从理论和实证两方面阐明了带正则化的神经网络学习与泛化能力之间的关系。本文的理论研究主要包括Laplacian正则化、Gaussian正则化以及它们的组合。在第一阶段中，从理论上阐明了作者提出的带遗忘的结构学习中的各种经验过程。例如，在场景除了少数不连续点之外几乎平滑的假设下，具有选择性遗忘的结构学习与视觉中的线过程有关。在第二阶段，从理论上研究了使用正则化的均值估计。这是多元回归模型中最简单的情况。结果表明，所提出的正则化方法能有效地应用于真实的数据。第三阶段，纠正了多元回归模型泛化误差公式中的过度简化。因此，假设输入变量是相互独立的，并且真实的模型参数和噪声方差是先验已知的。我们修改配方，以便允许输入变量之间的相关性。我们提出了一个新的程序，从理论上评估正则化的数据。首先，我们从数据中估计模型参数和噪声方差。其次，假设这些估计是真的，我们计算的最佳正则化参数和模型参数由以前提出的方法。希望它能提供更好的估计。第三，假设得到的估计是真的，我们再次计算最优正则化参数和模型参数。该过程可以迭代地重复。这种迭代估计是本研究的一个关键思想。

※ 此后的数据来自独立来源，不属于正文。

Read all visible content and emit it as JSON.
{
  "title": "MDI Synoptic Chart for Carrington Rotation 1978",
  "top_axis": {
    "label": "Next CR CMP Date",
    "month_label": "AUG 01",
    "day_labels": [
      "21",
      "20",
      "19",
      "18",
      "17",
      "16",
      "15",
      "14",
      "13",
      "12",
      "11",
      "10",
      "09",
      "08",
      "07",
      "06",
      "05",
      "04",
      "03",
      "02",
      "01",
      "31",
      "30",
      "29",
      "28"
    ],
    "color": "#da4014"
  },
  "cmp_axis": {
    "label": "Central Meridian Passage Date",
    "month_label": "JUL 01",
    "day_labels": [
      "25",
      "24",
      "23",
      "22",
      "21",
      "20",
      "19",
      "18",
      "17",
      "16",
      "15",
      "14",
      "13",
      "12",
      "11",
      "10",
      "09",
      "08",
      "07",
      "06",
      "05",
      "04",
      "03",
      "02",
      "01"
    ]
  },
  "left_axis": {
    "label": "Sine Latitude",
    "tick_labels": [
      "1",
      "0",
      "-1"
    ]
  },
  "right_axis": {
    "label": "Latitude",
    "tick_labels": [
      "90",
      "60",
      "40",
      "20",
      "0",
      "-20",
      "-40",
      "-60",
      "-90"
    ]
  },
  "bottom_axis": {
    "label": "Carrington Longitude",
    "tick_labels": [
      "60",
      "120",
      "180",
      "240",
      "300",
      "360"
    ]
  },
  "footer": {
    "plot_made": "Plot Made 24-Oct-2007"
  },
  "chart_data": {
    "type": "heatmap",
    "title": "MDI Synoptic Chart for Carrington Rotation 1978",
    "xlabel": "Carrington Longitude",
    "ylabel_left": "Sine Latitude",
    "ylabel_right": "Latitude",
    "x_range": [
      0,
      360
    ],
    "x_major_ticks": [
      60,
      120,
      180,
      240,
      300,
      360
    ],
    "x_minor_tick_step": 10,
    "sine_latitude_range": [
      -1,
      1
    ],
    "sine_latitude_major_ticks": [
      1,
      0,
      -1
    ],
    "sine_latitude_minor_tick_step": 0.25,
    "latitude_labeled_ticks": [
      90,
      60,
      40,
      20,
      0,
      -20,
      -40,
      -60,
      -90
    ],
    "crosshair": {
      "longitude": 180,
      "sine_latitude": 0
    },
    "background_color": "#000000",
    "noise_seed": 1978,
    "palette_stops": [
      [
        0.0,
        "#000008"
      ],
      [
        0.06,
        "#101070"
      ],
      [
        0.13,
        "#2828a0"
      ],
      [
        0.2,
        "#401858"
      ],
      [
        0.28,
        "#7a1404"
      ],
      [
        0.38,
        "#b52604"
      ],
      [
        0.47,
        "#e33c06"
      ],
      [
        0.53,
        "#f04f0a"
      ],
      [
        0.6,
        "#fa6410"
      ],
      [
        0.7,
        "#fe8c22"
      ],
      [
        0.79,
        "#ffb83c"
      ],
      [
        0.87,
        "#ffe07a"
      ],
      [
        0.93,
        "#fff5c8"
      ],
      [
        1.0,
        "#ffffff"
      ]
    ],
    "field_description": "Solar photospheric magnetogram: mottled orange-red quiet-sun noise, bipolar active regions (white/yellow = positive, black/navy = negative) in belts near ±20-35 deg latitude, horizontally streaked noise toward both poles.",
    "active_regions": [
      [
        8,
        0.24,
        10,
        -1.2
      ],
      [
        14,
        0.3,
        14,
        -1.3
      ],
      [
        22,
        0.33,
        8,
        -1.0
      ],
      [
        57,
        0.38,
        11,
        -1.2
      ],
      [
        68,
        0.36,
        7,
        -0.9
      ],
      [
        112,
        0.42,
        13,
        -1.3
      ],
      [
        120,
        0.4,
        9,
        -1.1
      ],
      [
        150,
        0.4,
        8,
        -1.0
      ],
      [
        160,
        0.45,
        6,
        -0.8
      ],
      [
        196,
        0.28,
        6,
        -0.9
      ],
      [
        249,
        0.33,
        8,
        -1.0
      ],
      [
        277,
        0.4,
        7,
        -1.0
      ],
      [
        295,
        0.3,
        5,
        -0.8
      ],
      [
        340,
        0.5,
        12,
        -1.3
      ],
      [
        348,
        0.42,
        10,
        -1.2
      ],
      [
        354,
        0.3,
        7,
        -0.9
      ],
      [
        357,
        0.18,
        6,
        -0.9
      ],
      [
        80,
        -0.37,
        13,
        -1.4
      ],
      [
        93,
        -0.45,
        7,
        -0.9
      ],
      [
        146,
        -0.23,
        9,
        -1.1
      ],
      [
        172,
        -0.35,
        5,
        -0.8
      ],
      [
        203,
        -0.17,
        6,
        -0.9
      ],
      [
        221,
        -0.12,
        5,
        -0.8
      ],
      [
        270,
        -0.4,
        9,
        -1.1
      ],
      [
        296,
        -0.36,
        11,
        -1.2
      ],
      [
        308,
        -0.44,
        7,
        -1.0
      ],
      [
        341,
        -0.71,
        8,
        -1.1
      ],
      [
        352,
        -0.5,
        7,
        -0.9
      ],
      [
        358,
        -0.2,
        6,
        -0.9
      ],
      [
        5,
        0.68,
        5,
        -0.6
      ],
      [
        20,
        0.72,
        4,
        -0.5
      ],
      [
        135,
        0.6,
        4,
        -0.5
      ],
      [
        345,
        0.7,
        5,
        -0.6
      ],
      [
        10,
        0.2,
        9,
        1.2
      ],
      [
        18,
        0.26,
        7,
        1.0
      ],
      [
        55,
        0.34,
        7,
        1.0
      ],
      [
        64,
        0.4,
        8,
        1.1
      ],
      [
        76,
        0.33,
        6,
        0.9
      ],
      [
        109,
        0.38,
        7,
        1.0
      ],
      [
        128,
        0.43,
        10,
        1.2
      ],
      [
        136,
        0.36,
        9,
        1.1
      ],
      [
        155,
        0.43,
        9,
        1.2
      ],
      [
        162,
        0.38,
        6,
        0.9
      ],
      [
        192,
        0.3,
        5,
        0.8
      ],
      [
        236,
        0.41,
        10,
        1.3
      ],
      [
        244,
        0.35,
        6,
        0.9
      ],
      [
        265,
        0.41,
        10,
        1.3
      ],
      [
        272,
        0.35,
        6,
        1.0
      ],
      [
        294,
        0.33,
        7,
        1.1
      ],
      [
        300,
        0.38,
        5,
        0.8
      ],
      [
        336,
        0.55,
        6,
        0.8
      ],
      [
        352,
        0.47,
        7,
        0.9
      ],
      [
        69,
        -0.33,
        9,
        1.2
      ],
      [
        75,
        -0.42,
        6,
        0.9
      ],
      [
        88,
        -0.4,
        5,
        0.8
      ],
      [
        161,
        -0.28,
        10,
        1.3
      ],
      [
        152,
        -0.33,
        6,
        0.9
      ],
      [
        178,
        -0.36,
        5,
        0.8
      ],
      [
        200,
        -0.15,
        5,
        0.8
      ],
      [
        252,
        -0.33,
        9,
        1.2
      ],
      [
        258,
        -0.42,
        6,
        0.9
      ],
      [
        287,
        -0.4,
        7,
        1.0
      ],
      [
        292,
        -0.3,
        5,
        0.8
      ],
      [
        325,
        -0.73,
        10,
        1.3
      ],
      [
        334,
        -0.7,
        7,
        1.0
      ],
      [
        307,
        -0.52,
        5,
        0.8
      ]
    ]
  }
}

对真实的数据的应用表明，该方法能获得较好的估计和较小的推广误差。

项目成果

石川眞澄: "特集 脳と情報処理…脳はどこまで創れるのか ニューラルネットによるデータからの規則の発見" Computer Today. 90. 16-21 (1999)

Masumi Ishikawa：“专题：大脑和信息处理......大脑能走多远？使用神经网络从数据中发现规则”《今日计算机》90. 16-21 (1999)。

M.Ishikawa,K.Yoshida,S.Amari: "Designing regularizers by minimizing generalization errors" Proceedings of IJCNN'98 1998 IEEE World Congress on Computational Intelligence. 2328-2333 (1998)

M.Ishikawa、K.Yoshida、S.Amari：“通过最小化泛化误差来设计正则化器”IJCNN98 1998 IEEE 计算智能世界大会论文集。

Masumi Ishikawa: "Designing neural netwarks by a combination of structural learning and genetic algorithms"Artifical Neural Networks-ICANN'97,Lasanne,Switzerland,Lecture Notes in Computer Science,1327. 415-420 (1997)

Masumi Ishikawa：“通过结构学习和遗传算法的组合设计神经网络”人工神经网络-ICANN97，拉桑，瑞士，计算机科学讲义，1327。

Masumi Ishikawa: "Designing neural networks by a combination of structural learning and genetic algorithms"ICANN'97 Lecture Notes in Computer Science. 1327. 415-420 (1997)

Masumi Ishikawa：“通过结构学习和遗传算法的结合来设计神经网络”ICANN97 计算机科学讲座笔记。

H. Shimada, M. Ishikawa, and S. Amari: "Designing regularizes based on data by minimizing generalization errors"Technical Report of the Institute of Electronics, Information and Communication Engineers. NC99-128(in Japanese). 81-88 (2000)

H. Shimada、M. Ishikawa 和 S. Amari：“通过最小化泛化误差，根据数据进行设计正则化”电子信息通信工程师学会的技术报告。